Whilst Gararagistes has established itself as a wine bar, with a 50+ page wine list, the food is equally as important as what's on offer to drink, yet choices pale in comparison. The wines are sourced from artisan growers that push the biodynamic envelope and labels have been collated from reputable European wine growing regions as well as Australian ones. The prices are at the pointy end of the spectrum, but the list is original and the wines have personality. The orange tinged, Vin de France ‘Mama Rose' Cabernet Franc Domaine Mosse 2011 is a particular highlight.

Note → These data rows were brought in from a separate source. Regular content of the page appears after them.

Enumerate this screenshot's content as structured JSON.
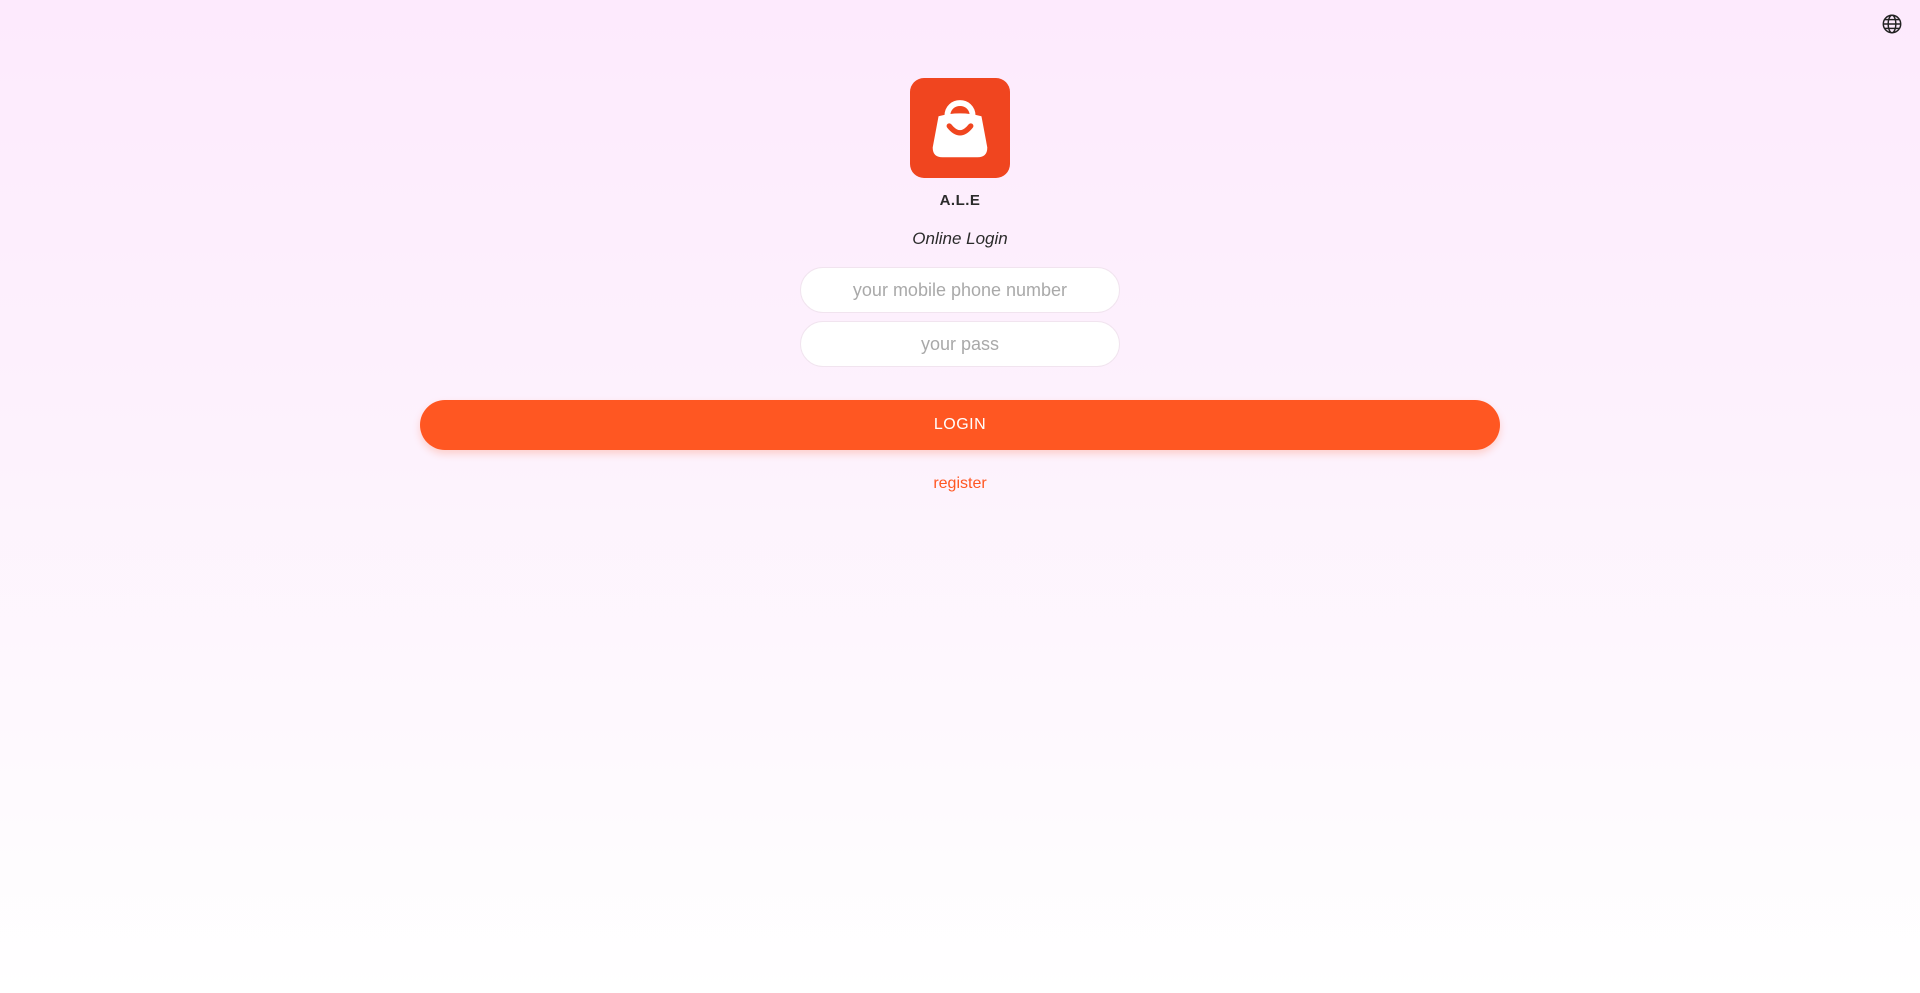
{
  "header": {
    "language_icon": "globe-icon"
  },
  "brand": {
    "logo_icon": "shopping-bag-icon",
    "name": "A.L.E",
    "color": "#f0451f"
  },
  "login": {
    "subtitle": "Online Login",
    "phone_placeholder": "your mobile phone number",
    "phone_value": "",
    "password_placeholder": "your pass",
    "password_value": "",
    "login_label": "LOGIN",
    "register_label": "register",
    "accent_color": "#ff5722"
  }
}
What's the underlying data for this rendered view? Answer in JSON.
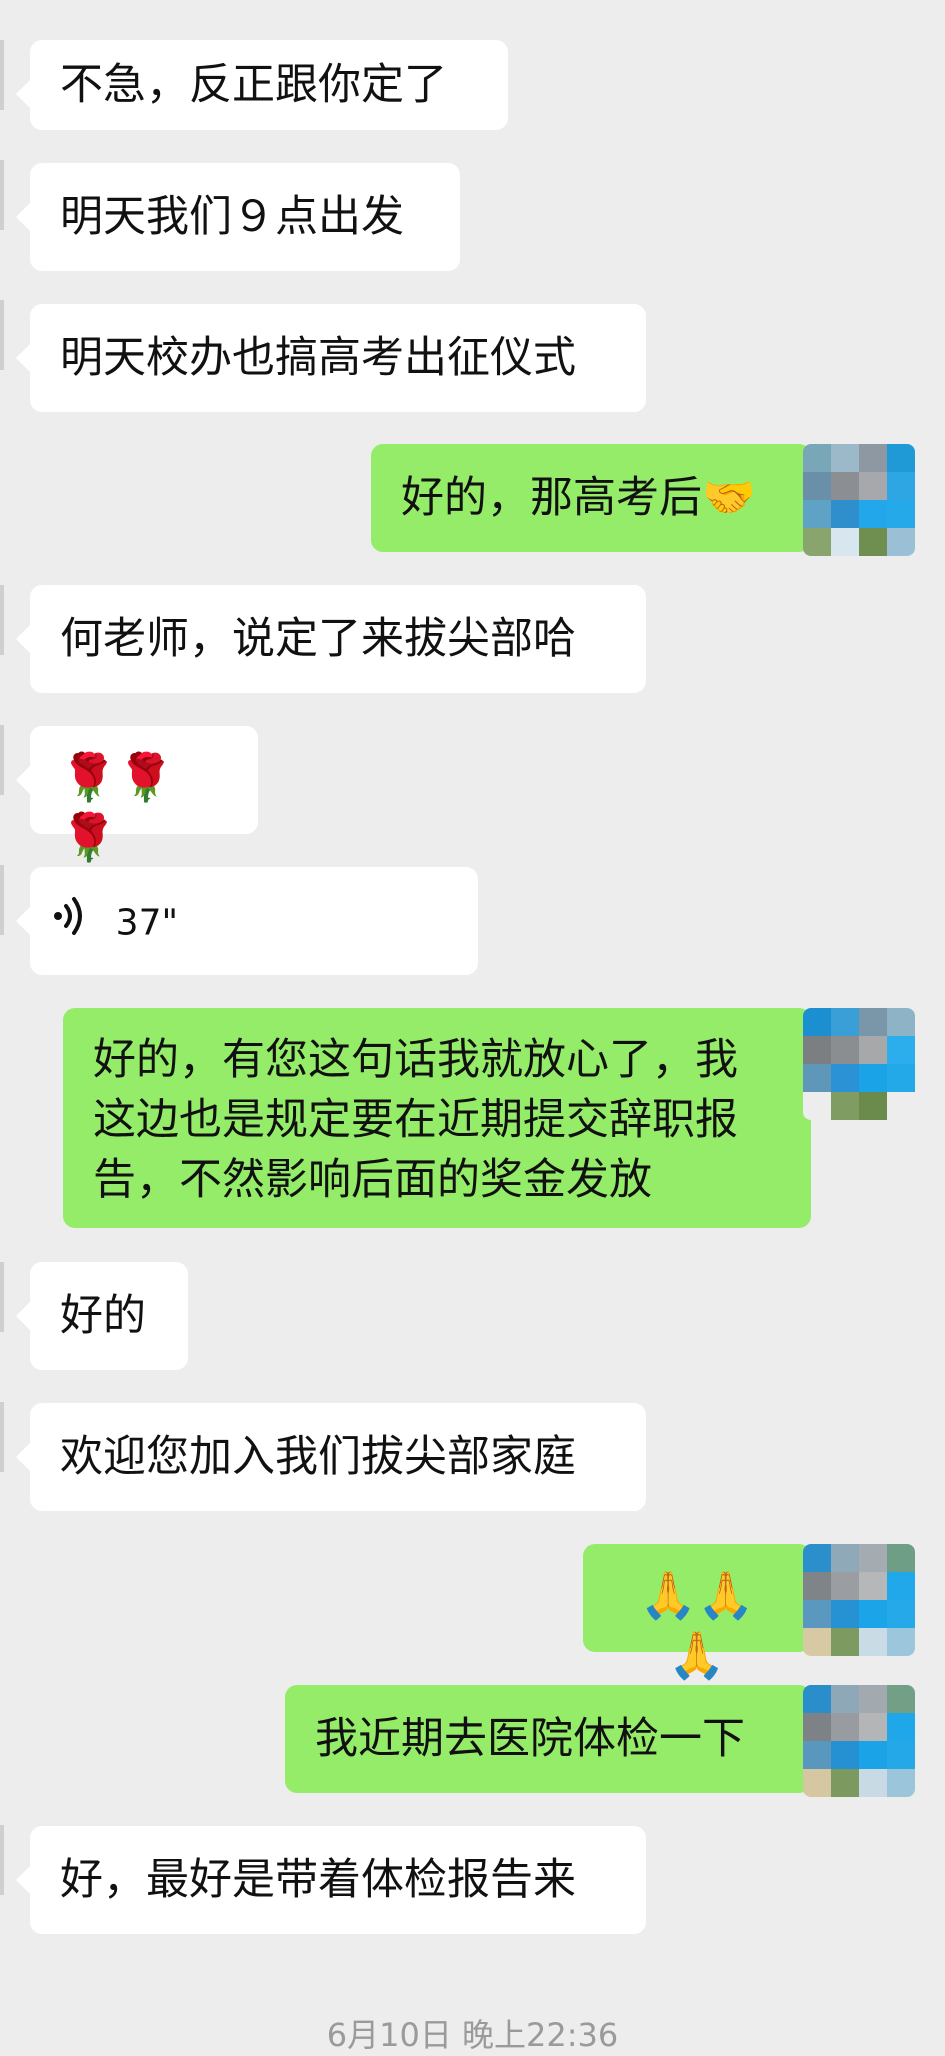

A daily-changing menu is designed to share as part of a progressive meal, however, the word "share" is ambitious, given the petite portions of each dish. That said, the food is pretty spectacular and arrives delicately plated on beautiful large ceramic plates. A dish of salt-baked parsnip with fried buckwheat, crisp saltbush and hazelnut crumble turns an underdog vegetable into a hero, whilst char-grilled leek with fresh curd, garagistes' pancetta, toasted pepitas and vibrant purple chive flowers is enchanting and texturally apt. From a list of about 12 items, seven is a good number for a table of four, but even then we leaf wanting more but were aware that our pockets were already ablaze.
How does the saying go? It's the quality not the quantity that counts? The saying rings true for Garagistes, perhaps a little too perfectly.